Omni Mount Washington Resort
Bretton Woods, N.H.
The Mount Washington was the last of 22 grand hotels built in the White Mountains. Joseph Stickney, a New Hampshire native and an owner of the Pennsylvania Railroad, enlisted Charles Allen Gifford to build a cutting-edge hotel on 10,000 acres. From the start, The Mount Washington had hot and cold running water in every room, and (critically) a full fire suppression system. What really stood out was its electricity. At that time, even Battery Park in New York City didn’t have electrical lights — so something this far north was extremely cutting edge. In 1902, Thomas Edison himself threw the switch to the hotel’s opulent electrical lighting during a toast in the main dining room. To this day, the hotel has its original Edison electrical works, including 236 scalloped lights around the ballroom (one for each guestroom).
Mount Washington’s 10,000 remote acres served as the setting for the United Nations Monetary and Financial Conference in 1944, which helped create a world banking system. The Mount Washington was always considered a top-tier grand hotel because of its architecture and amenities, but the property’s wide-open spaces and fresh mountain air drew in crowds equally.

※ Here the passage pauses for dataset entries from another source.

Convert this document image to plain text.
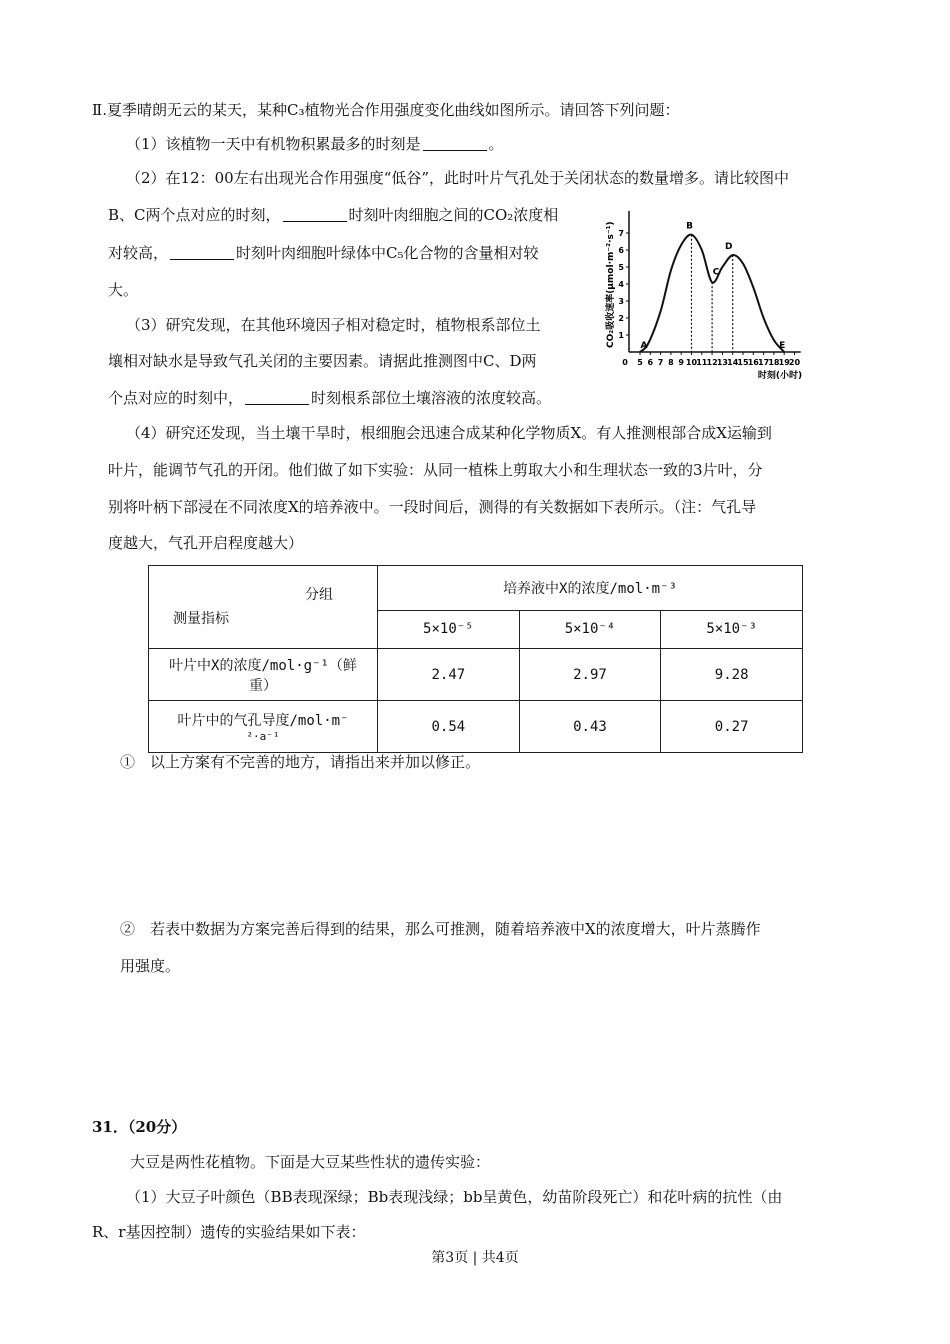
Ⅱ.夏季晴朗无云的某天，某种C₃植物光合作用强度变化曲线如图所示。请回答下列问题：
（1）该植物一天中有机物积累最多的时刻是	。
（2）在12：00左右出现光合作用强度“低谷”，此时叶片气孔处于关闭状态的数量增多。请比较图中
B、C两个点对应的时刻，	时刻叶肉细胞之间的CO₂浓度相
对较高，	时刻叶肉细胞叶绿体中C₅化合物的含量相对较
大。
（3）研究发现，在其他环境因子相对稳定时，植物根系部位土
壤相对缺水是导致气孔关闭的主要因素。请据此推测图中C、D两
个点对应的时刻中，	时刻根系部位土壤溶液的浓度较高。
（4）研究还发现，当土壤干旱时，根细胞会迅速合成某种化学物质X。有人推测根部合成X运输到
叶片，能调节气孔的开闭。他们做了如下实验：从同一植株上剪取大小和生理状态一致的3片叶，分
别将叶柄下部浸在不同浓度X的培养液中。一段时间后，测得的有关数据如下表所示。（注：气孔导
度越大，气孔开启程度越大）
0 5 6 7 8 9 10 11 12 13 14 15 16 17 18 19 20
1
2
3
4
5
6
7
A
B
C
D
E
CO₂吸收速率(μmol·m⁻²·s⁻¹)
时刻(小时)
分组
测量指标	培养液中X的浓度/mol·m⁻³		
	5×10⁻⁵	5×10⁻⁴	5×10⁻³

叶片中X的浓度/mol·g⁻¹（鲜
重）	2.47	2.97	9.28

叶片中的气孔导度/mol·m⁻
²·a⁻¹	0.54	0.43	0.27
①　以上方案有不完善的地方，请指出来并加以修正。
②　若表中数据为方案完善后得到的结果，那么可推测，随着培养液中X的浓度增大，叶片蒸腾作
用强度。
31．（20分）
大豆是两性花植物。下面是大豆某些性状的遗传实验：
（1）大豆子叶颜色（BB表现深绿；Bb表现浅绿；bb呈黄色，幼苗阶段死亡）和花叶病的抗性（由
R、r基因控制）遗传的实验结果如下表：
第3页 | 共4页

“Yellow fever, cholera, a lack of refrigeration, it all made the White Mountains a respite for families looking to get all the fresh air they could take in,” said Craig Clemmer, director of sales and marketing and resident historian.
“We’ve come full circle back to that real search for nature.”
Wentworth by the Sea
New Castle, N.H.
When Wentworth by the Sea was built in 1874, grand hotels were abundant. Over the years, the hotel changed size and shape multiple times, but a fire in the early 1900s or so diminished the scale of the resort for good until its eventual closure in the 1970s. The building sat empty for decades until 2003, when it was fully restored to its former grandeur.
Aside from its decadence, Wentworth by the Sea earned a name for itself as an important part of world history. In 1905, President Theodore Roosevelt brokered the Portsmouth Peace Treaty to end the Russo-Japanese War, which was quickly in danger of becoming a world war. Because of the grand hotel’s architecture and size, delegates from Russia could stay in one wing while delegates from Japan stayed in the other. Representatives took boats daily to a neutral territory (now the shipyard) to hash out an agreement.
“The reality is, you can’t replicate a 150-year-old property. Here, you can sleep in a guestroom that was shared by people you read about as a kid,” said general manager Jason Bartlett. You can also ring the same 140-year-old bell at the check-in desk just as Rockefellers and Vanderbilts did years ago.
As with all remaining grand hotels, The Grand Dame of the Sea (as the hotel is known) has been through world wars, multiple financial crashes, various levels of crises, and of course, multiple pandemics — and weathered them all with white glove service.